Ultimately, the only way to end that cynicism is for our political leadership to truthfully address the real needs and aspirations of our citizens. And that, my dear Senator O'Bama, may very well require a very partisan war against the corporate powers who are strangling the 99 per cent of our population who are not billionaires.
Americans are rightfully scared shitless that Bush is intent on starting a nuclear war on Iran and completely jettisoning our tri-partite form of democratic government. O'Bama didn't say a word about those real dangers while using his impressive delivery skills to scold Democrats for not being sufficiently committed to "togetherness" with our non-Democratic Party brethren. His scolding tone was damned irritating. I felt he was lecturing the Democratic Party like an arrogant TV Evangelist, not addressing us as a fellow Democrat. If O'Bama would extricate himself from the gold-plated arms of the corporatist Democratic Leadership Council (DLC) and put his enormous intellectual and rhetorical skills to work on the real problems we face, he would make a very formidable candidate and an impressive president.
Hillary showed that she's smart, organized and knowledgeable about political horse-trading. She's right, it does take 60 votes in the Senate to over-ride a veto, but 60 bi-partisan votes for a meaningless non-binding anti-escalation resolution is a waste of energy. Her speaking presentation has improved, although her artificial hand gestures looked to be the result of incompletely absorbed acting lessons. If only she would allow her intelligence and real convictions to guide her instead of following the money and the James Cargills, she might win the support of Democratic activists and become an electable candidate. Running on a "elect the first woman president" platform just doesn't hack it. With due respect to Senator O'Bama, we are all much to cynical these days for that.
As it is, Hillary is the carefully scripted candidate of half measures, but even half measures would put the world far, far ahead of where we are with the Bush-Cheney administration. And it sure would be great to elect a woman president. I only wish I could wholeheartedly support her. She has a long way to go on withdrawing the troops from Iraq, universal single-payer, government funded health care and disassembling NAFTA before I can do that.

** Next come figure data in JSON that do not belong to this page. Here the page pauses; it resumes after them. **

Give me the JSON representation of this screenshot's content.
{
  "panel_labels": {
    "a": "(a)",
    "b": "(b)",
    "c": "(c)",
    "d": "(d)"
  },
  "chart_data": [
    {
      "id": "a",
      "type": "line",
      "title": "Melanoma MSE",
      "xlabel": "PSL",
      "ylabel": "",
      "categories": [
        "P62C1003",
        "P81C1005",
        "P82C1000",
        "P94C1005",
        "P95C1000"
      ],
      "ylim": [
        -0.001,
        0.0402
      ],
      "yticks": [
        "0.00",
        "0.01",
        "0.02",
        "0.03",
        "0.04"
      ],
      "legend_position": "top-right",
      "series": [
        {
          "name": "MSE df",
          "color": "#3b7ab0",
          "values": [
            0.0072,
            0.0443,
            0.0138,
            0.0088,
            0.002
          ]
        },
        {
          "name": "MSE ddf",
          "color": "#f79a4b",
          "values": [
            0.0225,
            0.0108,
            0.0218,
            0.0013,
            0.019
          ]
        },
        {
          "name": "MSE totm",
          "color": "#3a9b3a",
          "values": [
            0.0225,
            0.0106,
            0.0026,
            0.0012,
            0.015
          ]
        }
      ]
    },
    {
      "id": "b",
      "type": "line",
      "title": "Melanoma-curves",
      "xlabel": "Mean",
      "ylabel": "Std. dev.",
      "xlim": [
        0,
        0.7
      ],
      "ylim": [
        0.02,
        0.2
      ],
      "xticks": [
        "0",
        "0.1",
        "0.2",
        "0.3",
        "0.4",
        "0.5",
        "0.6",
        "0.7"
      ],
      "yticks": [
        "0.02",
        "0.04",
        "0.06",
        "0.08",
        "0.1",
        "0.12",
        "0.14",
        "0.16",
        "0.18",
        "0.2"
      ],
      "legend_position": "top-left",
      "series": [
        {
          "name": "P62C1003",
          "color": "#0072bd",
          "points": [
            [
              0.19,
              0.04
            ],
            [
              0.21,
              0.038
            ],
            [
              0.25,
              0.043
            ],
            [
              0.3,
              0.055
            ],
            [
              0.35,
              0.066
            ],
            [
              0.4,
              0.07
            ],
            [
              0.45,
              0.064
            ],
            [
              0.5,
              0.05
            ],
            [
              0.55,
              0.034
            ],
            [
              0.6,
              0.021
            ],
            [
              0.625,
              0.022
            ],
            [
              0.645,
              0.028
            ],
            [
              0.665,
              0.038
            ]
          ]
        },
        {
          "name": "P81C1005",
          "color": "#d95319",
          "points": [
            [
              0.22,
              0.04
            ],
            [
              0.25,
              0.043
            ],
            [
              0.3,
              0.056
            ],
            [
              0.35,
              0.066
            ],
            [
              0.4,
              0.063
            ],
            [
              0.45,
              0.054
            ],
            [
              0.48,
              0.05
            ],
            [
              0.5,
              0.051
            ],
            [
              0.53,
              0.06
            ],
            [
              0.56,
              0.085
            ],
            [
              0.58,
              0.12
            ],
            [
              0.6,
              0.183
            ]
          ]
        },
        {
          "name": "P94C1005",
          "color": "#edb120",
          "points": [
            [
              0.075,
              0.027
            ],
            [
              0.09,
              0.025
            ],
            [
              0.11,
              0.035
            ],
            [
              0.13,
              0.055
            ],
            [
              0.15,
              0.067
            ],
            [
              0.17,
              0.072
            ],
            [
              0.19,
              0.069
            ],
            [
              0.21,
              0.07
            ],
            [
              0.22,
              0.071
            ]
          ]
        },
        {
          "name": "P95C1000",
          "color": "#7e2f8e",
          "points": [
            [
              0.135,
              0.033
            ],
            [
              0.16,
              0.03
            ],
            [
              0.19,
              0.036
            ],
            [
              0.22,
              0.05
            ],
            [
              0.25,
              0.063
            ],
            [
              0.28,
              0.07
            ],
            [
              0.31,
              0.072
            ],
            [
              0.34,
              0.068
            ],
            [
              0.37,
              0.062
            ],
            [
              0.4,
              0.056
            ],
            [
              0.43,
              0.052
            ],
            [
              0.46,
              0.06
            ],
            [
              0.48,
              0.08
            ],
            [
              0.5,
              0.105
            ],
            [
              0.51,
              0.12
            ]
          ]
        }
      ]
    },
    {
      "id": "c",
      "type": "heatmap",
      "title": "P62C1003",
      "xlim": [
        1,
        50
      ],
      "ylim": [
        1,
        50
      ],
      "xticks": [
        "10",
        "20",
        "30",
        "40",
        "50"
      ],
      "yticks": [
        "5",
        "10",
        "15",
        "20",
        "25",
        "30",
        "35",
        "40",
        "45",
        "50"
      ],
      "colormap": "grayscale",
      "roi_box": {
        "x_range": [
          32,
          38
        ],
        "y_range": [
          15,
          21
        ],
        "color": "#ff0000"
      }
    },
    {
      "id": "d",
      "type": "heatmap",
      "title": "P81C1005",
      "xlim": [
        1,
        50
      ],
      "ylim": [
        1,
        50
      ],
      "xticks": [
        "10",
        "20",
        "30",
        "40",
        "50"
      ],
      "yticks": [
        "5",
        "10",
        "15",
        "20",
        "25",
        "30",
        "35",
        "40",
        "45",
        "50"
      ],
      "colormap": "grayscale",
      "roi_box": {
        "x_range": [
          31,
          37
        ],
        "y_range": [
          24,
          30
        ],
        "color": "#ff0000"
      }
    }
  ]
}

Dennis Kucinich presented a solid platform for rescuing the poor, underemployed and bombed out victims of the Bush-Cheney wars. He knows those problems intimately as the eldest of a family of seven children whose parents never owned a house and sometimes lived in their car. Dennis is hard working, thoughtful and would make a solid president, though the media steadfastly ignores his efforts to get there. His defining characteristic is compassion, and lord knows we need that after the horrendous things that Bush-Cheney has done against Americans and the victims of their Mid East oil wars. We need to establish a truly humane government in this country. Dennis concluded his speech with a fuzzy biblical quotation, which lost me completely, but looking strictly at platform, Kucinich should take the Democratic nomination.
Of course, the very best Democratic candidate for president wasn't a speaker in the DNC's Candidates' Forum, Governor Dean was chairing it.